Many of our readers already know me from our popular Sunday newsletters. (You are signed up for our newsletters, right?) Each Sunday, I send a friendly missive from my neck of the woods in Pennsylvania. It’s a bit like sitting on the front porch with a friend, discussing our gardens over a cup of tea.

Originally from upstate NY, I’m now an honorary Pennsylvanian, having lived here for the past 18 years.

I grew up spending weekends on my dad’s off-the-grid homestead, where I spent much of my childhood roaming the woods and getting my hands dirty.

I learned how to do things most little kids haven’t done in over a century.

Whether it was pressing apples in the fall for homemade cider, trudging through the early spring snows of upstate NY to tap trees for maple syrup, or canning everything that grew in the garden in the summer - there were always new adventures with each season.

As an adult, I continue to draw on the skills I learned as a kid. I love my Wi-Fi and knowing pizza is only a phone call away. And I’m okay with never revisiting the adventure that is using an outhouse in the middle of January.

These days, I tend to be almost a homesteader.

I take an eclectic approach to homesteading, utilizing modern convenience where I want and choosing the rustic ways of my childhood as they suit me.

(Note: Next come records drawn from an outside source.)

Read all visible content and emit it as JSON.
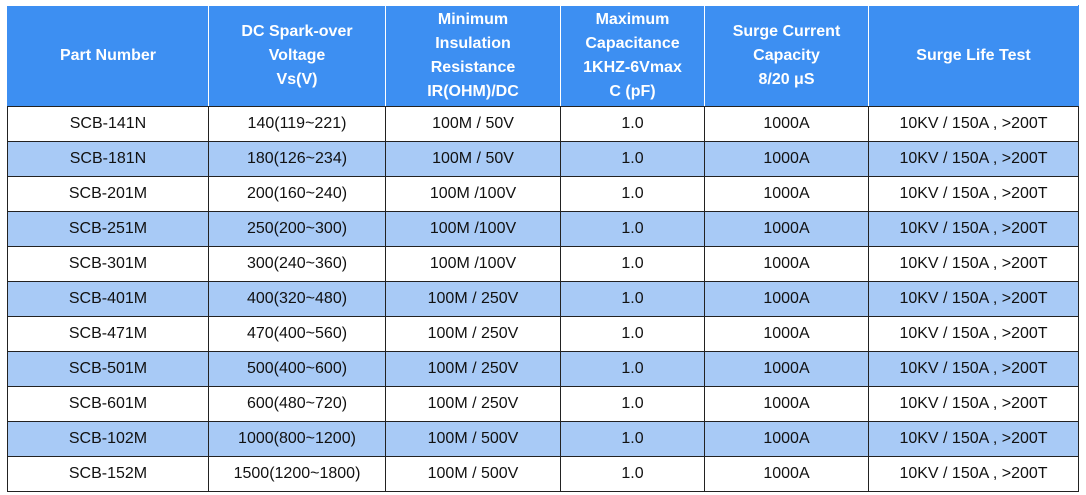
{
  "table": {
    "header": [
      [
        "Part Number"
      ],
      [
        "DC Spark-over",
        "Voltage",
        "Vs(V)"
      ],
      [
        "Minimum",
        "Insulation",
        "Resistance",
        "IR(OHM)/DC"
      ],
      [
        "Maximum",
        "Capacitance",
        "1KHZ-6Vmax",
        "C (pF)"
      ],
      [
        "Surge Current",
        "Capacity",
        "8/20 μS"
      ],
      [
        "Surge Life Test"
      ]
    ],
    "rows": [
      [
        "SCB-141N",
        "140(119~221)",
        "100M / 50V",
        "1.0",
        "1000A",
        "10KV / 150A , >200T"
      ],
      [
        "SCB-181N",
        "180(126~234)",
        "100M / 50V",
        "1.0",
        "1000A",
        "10KV / 150A , >200T"
      ],
      [
        "SCB-201M",
        "200(160~240)",
        "100M /100V",
        "1.0",
        "1000A",
        "10KV / 150A , >200T"
      ],
      [
        "SCB-251M",
        "250(200~300)",
        "100M /100V",
        "1.0",
        "1000A",
        "10KV / 150A , >200T"
      ],
      [
        "SCB-301M",
        "300(240~360)",
        "100M /100V",
        "1.0",
        "1000A",
        "10KV / 150A , >200T"
      ],
      [
        "SCB-401M",
        "400(320~480)",
        "100M / 250V",
        "1.0",
        "1000A",
        "10KV / 150A , >200T"
      ],
      [
        "SCB-471M",
        "470(400~560)",
        "100M / 250V",
        "1.0",
        "1000A",
        "10KV / 150A , >200T"
      ],
      [
        "SCB-501M",
        "500(400~600)",
        "100M / 250V",
        "1.0",
        "1000A",
        "10KV / 150A , >200T"
      ],
      [
        "SCB-601M",
        "600(480~720)",
        "100M / 250V",
        "1.0",
        "1000A",
        "10KV / 150A , >200T"
      ],
      [
        "SCB-102M",
        "1000(800~1200)",
        "100M / 500V",
        "1.0",
        "1000A",
        "10KV / 150A , >200T"
      ],
      [
        "SCB-152M",
        "1500(1200~1800)",
        "100M / 500V",
        "1.0",
        "1000A",
        "10KV / 150A , >200T"
      ]
    ]
  }
}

I’m a firm believer in self-sufficiency, no matter where you live, and the power and pride that comes from doing something for yourself.

I’ve always had a garden, even when the only space available was the roof of my apartment building. I’ve been knitting since age seven, and I spin and dye my own wool as well. If you can ferment it, it’s probably in my pantry or on my kitchen counter. And I can’t go more than a few days without a trip into the woods looking for mushrooms, edible plants, or the sound of the wind in the trees.